A great few days in Hull

I had a great time meeting new friends in six primary schools across Hull last week. It was brilliant to see children so engaged and answer such great questions about writing, inspiration and the specifics of the book they’d all been reading! Best of all though were the impressively creative and moving new ideas about the different directions ‘finding’ could have taken had The Finding of Freddie Perkins not been about Freddie at all…

thank you note

There were ideas for finding people, new connections, lost love, hidden talents, precious items, safety and much much more. What a privilege to create together!

four happy stories for Freddie

A writer’s life is more grammar than glamour, but there are plenty of truly happy moments. In the last week, I have had four of these – as a result of four separate stories that have reached me about Freddie Perkins and the new friends he continues to find wherever he goes!

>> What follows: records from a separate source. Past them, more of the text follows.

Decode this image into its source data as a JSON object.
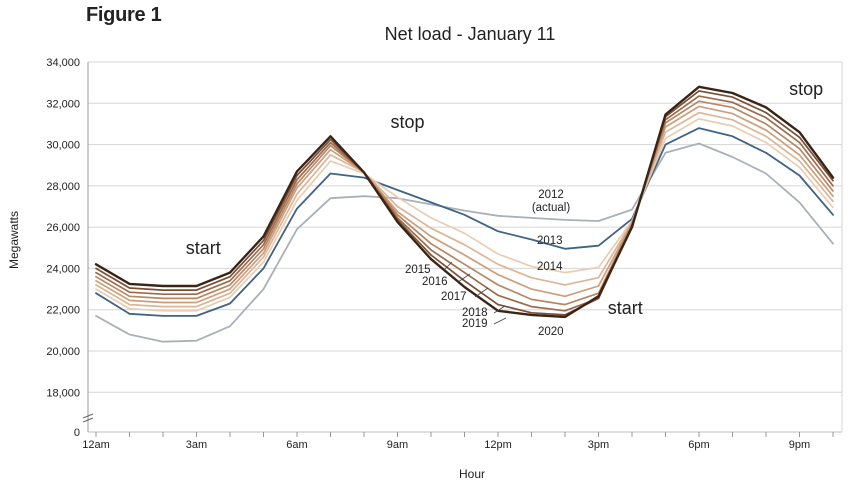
{
  "figure_label": "Figure 1",
  "chart_data": {
    "type": "line",
    "title": "Net load - January 11",
    "xlabel": "Hour",
    "ylabel": "Megawatts",
    "x_ticks": [
      "12am",
      "3am",
      "6am",
      "9am",
      "12pm",
      "3pm",
      "6pm",
      "9pm"
    ],
    "y_ticks": [
      {
        "value": 18000,
        "label": "18,000"
      },
      {
        "value": 20000,
        "label": "20,000"
      },
      {
        "value": 22000,
        "label": "22,000"
      },
      {
        "value": 24000,
        "label": "24,000"
      },
      {
        "value": 26000,
        "label": "26,000"
      },
      {
        "value": 28000,
        "label": "28,000"
      },
      {
        "value": 30000,
        "label": "30,000"
      },
      {
        "value": 32000,
        "label": "32,000"
      },
      {
        "value": 34000,
        "label": "34,000"
      }
    ],
    "y_zero_label": "0",
    "ylim": [
      16900,
      34000
    ],
    "axis_break": true,
    "grid": "horizontal",
    "x_hours": [
      0,
      1,
      2,
      3,
      4,
      5,
      6,
      7,
      8,
      9,
      10,
      11,
      12,
      13,
      14,
      15,
      16,
      17,
      18,
      19,
      20,
      21,
      22,
      23
    ],
    "series": [
      {
        "name": "2012 (actual)",
        "color": "#a9b0b8",
        "values": [
          21700,
          20800,
          20450,
          20500,
          21200,
          23000,
          25900,
          27400,
          27500,
          27400,
          27100,
          26800,
          26550,
          26450,
          26350,
          26300,
          26850,
          29600,
          30050,
          29400,
          28600,
          27200,
          25200,
          25200
        ]
      },
      {
        "name": "2013",
        "color": "#3f6384",
        "values": [
          22800,
          21800,
          21700,
          21700,
          22300,
          24000,
          26900,
          28600,
          28400,
          27800,
          27200,
          26600,
          25800,
          25400,
          24950,
          25100,
          26400,
          30000,
          30800,
          30400,
          29600,
          28500,
          26600,
          26600
        ]
      },
      {
        "name": "2014",
        "color": "#e8cdb4",
        "values": [
          23000,
          22050,
          21950,
          21950,
          22600,
          24300,
          27300,
          29200,
          28600,
          27450,
          26450,
          25700,
          24700,
          24100,
          23800,
          24050,
          26300,
          30300,
          31250,
          30900,
          30100,
          28900,
          26950,
          26950
        ]
      },
      {
        "name": "2015",
        "color": "#dcb596",
        "values": [
          23200,
          22250,
          22150,
          22150,
          22800,
          24550,
          27600,
          29500,
          28650,
          27000,
          25950,
          25150,
          24200,
          23550,
          23200,
          23550,
          26250,
          30600,
          31550,
          31200,
          30400,
          29200,
          27250,
          27250
        ]
      },
      {
        "name": "2016",
        "color": "#cc9e7c",
        "values": [
          23400,
          22450,
          22350,
          22350,
          23000,
          24750,
          27900,
          29750,
          28650,
          26750,
          25550,
          24650,
          23700,
          23000,
          22650,
          23150,
          26200,
          30850,
          31850,
          31500,
          30700,
          29500,
          27500,
          27500
        ]
      },
      {
        "name": "2017",
        "color": "#b98664",
        "values": [
          23600,
          22650,
          22550,
          22550,
          23200,
          24950,
          28100,
          29950,
          28650,
          26600,
          25200,
          24200,
          23200,
          22500,
          22250,
          22800,
          26150,
          31050,
          32100,
          31800,
          31000,
          29800,
          27750,
          27750
        ]
      },
      {
        "name": "2018",
        "color": "#9d6b4c",
        "values": [
          23800,
          22850,
          22750,
          22750,
          23400,
          25150,
          28300,
          30100,
          28650,
          26450,
          24900,
          23800,
          22700,
          22150,
          21950,
          22550,
          26100,
          31200,
          32350,
          32050,
          31300,
          30100,
          28000,
          28000
        ]
      },
      {
        "name": "2019",
        "color": "#7a4f35",
        "values": [
          24000,
          23050,
          22950,
          22950,
          23600,
          25350,
          28500,
          30250,
          28650,
          26350,
          24650,
          23400,
          22250,
          21850,
          21750,
          22550,
          26050,
          31350,
          32600,
          32300,
          31550,
          30350,
          28250,
          28250
        ]
      },
      {
        "name": "2020",
        "color": "#3a2416",
        "values": [
          24200,
          23250,
          23150,
          23150,
          23800,
          25550,
          28700,
          30400,
          28650,
          26250,
          24450,
          23100,
          21950,
          21750,
          21650,
          22650,
          26000,
          31450,
          32800,
          32500,
          31800,
          30600,
          28400,
          28400
        ]
      }
    ],
    "annotations": [
      {
        "text": "start",
        "x": 3.2,
        "y": 24700
      },
      {
        "text": "stop",
        "x": 9.3,
        "y": 30800
      },
      {
        "text": "start",
        "x": 15.8,
        "y": 21800
      },
      {
        "text": "stop",
        "x": 21.2,
        "y": 32400
      }
    ]
  }
}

Liz Baddaley reads The Finding of Freddie Perkins

Wednesday – News from a friend who sent Freddie to Australia that his down-under host likes him so much she wants to pass him on to everyone she knows.

Thursday – A friend of a friend’s son dresses up as Freddie for World Book Day – I still don’t know exactly what he wore but this was lovely news!

Saturday – I get a text at breakfast from a friend forwarding on this one from her friend who is also a teacher, ‘I have just sat in the lovely spring sun and finished reading The Finding of Freddie Perkins – and I LOVED IT!!! Thank u – will be a big hit with my class – our next story to share’.

Yesterday – My pastor’s wife told me that one of her sons had been at a library event where you had to pick your favourite author. He later told her, ‘I wanted to pick the Freddie Perkins lady but I couldn’t quite remember her name and you had to be able to spell it!’

Yes – more grammar than glamour but such a privilege to be involved in all these stories of connection.

And another inspiration to finish editing the next novel!